I would imagine that almost all of us have some aspect of our lives in which a “healing” is needed. Some “thorn in our side” that we wish the Lord would take away. Maybe we suffer from chronic pain, or perhaps we’ve experienced depression or some other mental illness. Perhaps there has been a traumatic event in our lives that has kept us enslaved to feelings of fear, bitterness, or resentment. In some way or another, I suspect we can all relate to the woman from the gospel this morning— bent over, struggling under the weight of what ails us, unable to see the sun. We pray consistently for God to cure us and to take away that which ails us. But it may be that God is already sending healing grace into our lives— perhaps in unexpected ways. It may be that while there are aspects of our lives that are difficult, we are intended sometimes not to be rid of them, but to allow Jesus to walk with us as we go through them. For only then do we come out on the other side--healed in ways that we could never have imagined.
I believe this also goes beyond our mere personal lives. We can get discouraged that our prayers for peace and justice, for example, seem to be met only with more violence, more war, and more suffering in the world. But despite the fact that war and violence persist— there is also healing and grace to be found. Healing, for example, in a unified South Africa where once racism and apartheid ruled. Healing in Rwanda— a country once torn apart by genocide— now one of the most peaceful and prosperous countries in Africa. Healing in the middle east, where despite ongoing hostility between Israeli and Palestinian governments, a group of individuals from both sides called the Bereaved Families Forum are bonding together to promote reconciliation, forgiveness, and peace. And so yes, there is war and violence. Yes, there is brokenness and hurt, disease and dis-ease in the world. But I have a feeling, that if we let ourselves be opened up to the spirit, we can see that healing is, actually, all around us. It is ongoing. It is within each of us. And if we allow it to be, that healing which is within us, can transform us, and thus begin to transform and heal the world.

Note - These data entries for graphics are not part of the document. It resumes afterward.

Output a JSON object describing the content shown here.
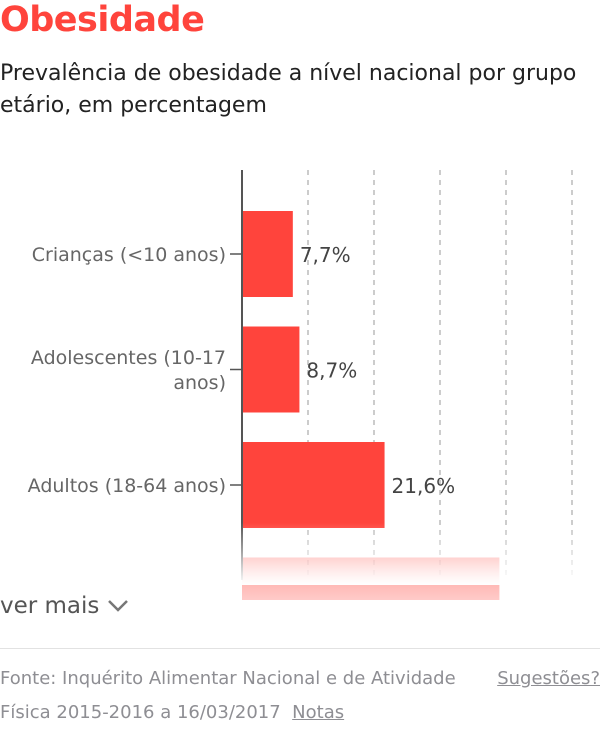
{
  "header": {
    "title": "Obesidade",
    "subtitle": "Prevalência de obesidade a nível nacional por grupo etário, em percentagem"
  },
  "chart_data": {
    "type": "bar",
    "orientation": "horizontal",
    "categories": [
      "Crianças (<10 anos)",
      "Adolescentes (10-17 anos)",
      "Adultos (18-64 anos)",
      ""
    ],
    "category_lines": [
      [
        "Crianças (<10 anos)"
      ],
      [
        "Adolescentes (10-17",
        "anos)"
      ],
      [
        "Adultos (18-64 anos)"
      ],
      []
    ],
    "values": [
      7.7,
      8.7,
      21.6,
      39
    ],
    "labels": [
      "7,7%",
      "8,7%",
      "21,6%",
      ""
    ],
    "xlim": [
      0,
      50
    ],
    "gridlines": [
      10,
      20,
      30,
      40,
      50
    ],
    "grid": true,
    "bar_color": "#ff443c"
  },
  "footer": {
    "more_label": "ver mais",
    "source": "Fonte: Inquérito Alimentar Nacional e de Atividade Física 2015-2016 a 16/03/2017",
    "notes_label": "Notas",
    "suggestions_label": "Sugestões?"
  }
}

As the apostle Paul says— we are to be agents of Christ’s reconciliation in the world. And so like Miriam, like Anthony, like Paul, indeed like Christ himself— our own woundedness can often be the very thing which allows us to be a healing force for others.
We yearn— all of us do— for healing and wholeness. For ourselves, for our loved ones, and for the world. I believe that one of the greatest miracles of all is that God offers this healing to each and every one of us— without exception. I believe that even in the midst of brokenness, there is hope to be found. A hope which can be summed up for me in four words: we are never alone. God does not abandon us in our suffering— God walks with us. And just as God walks with us in our suffering, we can then find the strength to walk with others in theirs-- allowing the hope given to us by the gospel to heal not only us, but to begin that great and grace-filled work of healing all of creation.